Four Favorite Rooms

Furnishings, art and colors reflect the passions of Baltimore-area homeowners

October 07, 2007|By Stephanie Shapiro | Stephanie Shapiro,Sun Reporter

Take a space and fill it with your life. Once a void, the space acquires the essence of you.

That's how the favorite rooms in four Baltimore-area homes have evolved.

With color, paintings, textiles and artifacts resonant of other worlds and times, the homeowners have assembled a universe of self-affirmation, celebration and remembrance.

Inspired perhaps by a distinguished designer, family memories, a passion, or simply the clean, expectant walls of an art gallery, these rooms merge wider cultural sensibilities with personal vision and, as a result, are as distinctive as those who inhabit them.

Crownsville jewel

The lofty entrance hall at the center of Betty and Ted Mack's Crownsville home is a room with a view; or, you could say, it is a view with a room.

Open to the rest of the house, the space blurs the distinction between interior and exterior.

When the couple built their brick home more than 21 years ago, "We had a sense that [the entrance hall] would be our 'Wow!' room," Betty Mack says.

Sure enough, "Wow!" springs to mind on the threshold of the Macks' capacious, art-filled residence, which is tucked into a shady suburban neighborhood. A space that often serves as a passageway, the central hall in their home takes center stage.
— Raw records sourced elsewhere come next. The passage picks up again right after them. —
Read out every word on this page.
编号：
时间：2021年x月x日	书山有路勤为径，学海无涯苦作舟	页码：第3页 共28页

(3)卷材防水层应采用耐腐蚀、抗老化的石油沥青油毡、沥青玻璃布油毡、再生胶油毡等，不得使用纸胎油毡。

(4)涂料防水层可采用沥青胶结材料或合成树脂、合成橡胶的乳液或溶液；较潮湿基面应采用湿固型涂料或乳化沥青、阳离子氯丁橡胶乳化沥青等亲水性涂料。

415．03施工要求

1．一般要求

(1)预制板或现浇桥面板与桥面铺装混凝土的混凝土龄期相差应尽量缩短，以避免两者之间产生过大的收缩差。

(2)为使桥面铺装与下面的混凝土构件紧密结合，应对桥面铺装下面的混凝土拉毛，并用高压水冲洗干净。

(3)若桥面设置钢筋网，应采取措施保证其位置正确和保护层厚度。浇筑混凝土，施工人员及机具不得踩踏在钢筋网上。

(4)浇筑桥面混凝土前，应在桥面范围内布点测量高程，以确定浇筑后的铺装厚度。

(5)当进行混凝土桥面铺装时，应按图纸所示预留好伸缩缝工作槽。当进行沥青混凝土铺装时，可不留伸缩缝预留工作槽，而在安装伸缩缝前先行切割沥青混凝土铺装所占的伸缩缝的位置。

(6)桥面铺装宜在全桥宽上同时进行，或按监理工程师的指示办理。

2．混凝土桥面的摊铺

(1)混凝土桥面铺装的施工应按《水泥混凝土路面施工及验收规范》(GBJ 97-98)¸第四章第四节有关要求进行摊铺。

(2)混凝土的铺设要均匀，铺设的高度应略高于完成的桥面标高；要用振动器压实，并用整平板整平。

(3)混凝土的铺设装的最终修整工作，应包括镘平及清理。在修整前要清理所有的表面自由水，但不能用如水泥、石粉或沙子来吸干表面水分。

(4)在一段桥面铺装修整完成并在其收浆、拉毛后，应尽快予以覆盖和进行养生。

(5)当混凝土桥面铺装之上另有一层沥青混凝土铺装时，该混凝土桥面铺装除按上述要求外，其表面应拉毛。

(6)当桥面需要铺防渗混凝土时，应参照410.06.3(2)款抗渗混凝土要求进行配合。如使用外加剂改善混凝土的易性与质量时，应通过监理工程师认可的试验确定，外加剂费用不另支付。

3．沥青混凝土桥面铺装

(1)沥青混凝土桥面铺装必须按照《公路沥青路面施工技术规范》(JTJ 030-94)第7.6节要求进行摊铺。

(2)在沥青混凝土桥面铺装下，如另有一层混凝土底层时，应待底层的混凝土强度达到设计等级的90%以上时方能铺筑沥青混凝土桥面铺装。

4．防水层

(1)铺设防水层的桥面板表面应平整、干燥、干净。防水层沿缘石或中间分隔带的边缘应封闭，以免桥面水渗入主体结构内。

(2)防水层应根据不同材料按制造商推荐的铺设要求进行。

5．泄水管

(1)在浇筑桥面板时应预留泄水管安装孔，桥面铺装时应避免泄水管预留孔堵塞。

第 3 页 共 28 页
The space is defined by arched brickwork and appointed with wrought-iron furnishings. At the rear of the room, French doors open to a deck surrounded by woods. "We wanted to feel outside in the trees," says Betty Mack, 70.

With a pitched cedar ceiling slightly taller than 28 feet, the central hallway is as much an atrium as it is an entrance hall. An unruly coconut tree grown from a sprout, a vigorous ficus tree and other tropical plants have mistaken the space for a conservatory.

A sprightly, red twig bulging with ripe cotton bolls also stands in the room, a reminder of the family farms where both Betty and Ted Mack grew up in the South. The couple met at a segregated high school outside of Memphis, Tenn. They call their cotton sprig "Lest We Forget."

The Macks, who have three sons, have played host to frequent celebrations in the open space, including a nephew's wedding reception, a friend's 80th birthday party, Super Bowl fests and Ted Mack's formal retirement gala. The room has also served as a gathering place for Bible study, a church choir performance and meetings of the Northern Arundel Cultural Preservation Society, an organization for which Betty Mack serves as president.

In winter, northern exposure suffuses the room with "beautiful sunlight," Ted Mack says. "We can go until noon before we turn the heat on."

To cool the space in summer, the Macks lower pleated blinds over the French doors, windows and skylights, allowing light to filter through, as well as playful, dappled shadows. It is an effect that Betty Mack, who retired from a job as a civilian personnel officer at Fort Meade, calls "mystical."

Ted Mack, a 73-year-old retired Army intelligence officer, professional photographer and custom framer, installed the ceiling and chandelier while "I prayed," his wife says.

Her husband also laid the pale-rose ceramic tile floor.

In 1994, a chance encounter with an artist named Henry Porter thrust the Macks into the African-American art field. The works of Porter, an astonishingly versatile painter who lives outside of Atlanta, are displayed throughout the Macks' home, most prominently on the walls of their favorite room.

Porter, who is in his 80s, drove from Georgia to personally deliver the piece he custom-made for one of the hall's tall brick walls.

It is a striking, abstract work painted on Plexiglas. Its swoops and swirls of red, orange, green, fuschia and black invite contemplation and celebration. The two impulses suit a room that seamlessly merges the interior and exterior landscapes of the Macks' fruitful life together.

A lofty living room

The soaring, central space that greets visitors to the Pikesville home of Jackie and Rene Copeland is as much a gallery as a living room.

Spanning three levels, the bright room, painted white and furnished with sleek, Moroso furniture in neutral gray, comes alive with the Copelands' collections of African art, as well as fine art and folk art by African-Americans.

Throughout the room where she and her husband, both 60, recently held a wedding reception for their daughter, colorful pieces from disparate traditions create an energetic harmony without precluding surprise, delight or sorrow.

"It's amazing how it can all live so comfortably together," says Jackie Copeland, who came to Maryland seven years ago as director of education and public programming at the Walters Art Museum.

"Everything works so well together from various cultures," says Copeland, also an adjunct faculty member at Towson University.